A prioridade conferida, aparentemente, a grupos etários mais jovens é tanto mais discutível quanto a população continua a ignorar o calendário exacto e o volume de vacinas enviadas pelos fabricantes conforme decisão das autoridades europeias. Quanto à nossa localização geográfica, ela favorece porventura o turismo de massa no Verão mas não o transporte de vacinas no Inverno… Por último, a entrega do processo burocrático de vacinação aos «Centros de Saúde», cujo gradual desmantelamento remonta ao ministério Correia de Campos e foi prosseguido por Paulo Macedo, com a crescente pressão sobre os hospitais, tal burocratização arrisca-se, portanto, a arrastar o processo ao longo dos meses e a falhar as convocatórias, conforme aconteceu com a vacina contra a gripe!

Não é de esperar, porém, que os «media» intercedam, por assim dizer, a favor dos mais necessitados nem tão pouco que defendam o recurso imediato às farmácias e ao sector hospitalar privado, ao qual muita gente se tem dirigido perante o esgotamento das capacidades públicas.
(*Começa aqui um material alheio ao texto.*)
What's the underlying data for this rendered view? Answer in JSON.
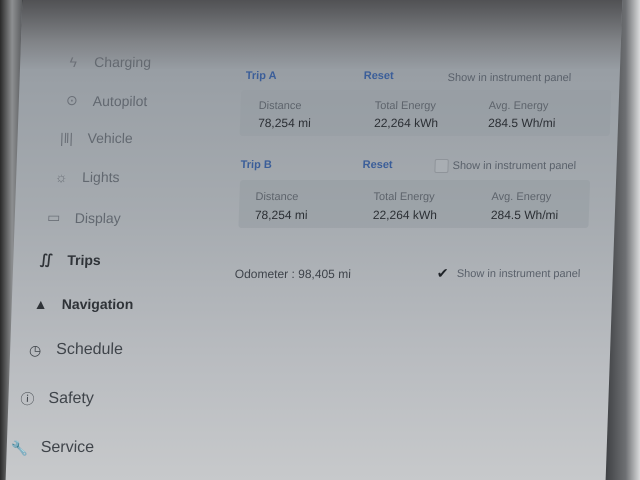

Por mais ideologia e propaganda que o governo e as suas «muletas» introduzam nesta conjuntura tão difícil, o futuro do sistema público de saúde está definitivamente comprometido pelo seu custo crescente e pelas próprias estratégias dos profissionais de saúde, assim como pelas estratégias de boa parte dos utentes.

É pois hora de acabar com instituições corporativas criadas no tempo de Salazar e inadequadas às condições sócio-económicas actuais como a ADSE (3% apenas do gasto com saúde no país), criando um eventual seguro de saúde universal conforme ao cálculo actuarial de riscos e expectativas, e válido no público como no privado conforme acordos… Bases para tanto não faltam e tudo é melhor do que o actual sistema secreto de financiamento do SNS!

À partida, é bom ter presente que, no ano anterior à pandemia, os portugueses pagaram cerca de 20 mil milhões de euros com os serviços de saúde (pouco menos de 10% do PIB): quase metade deles foram pagos por nós ao Estado sem qualquer controlo e o resto foi pago directamente do nosso bolso aos prestadores de serviços privados!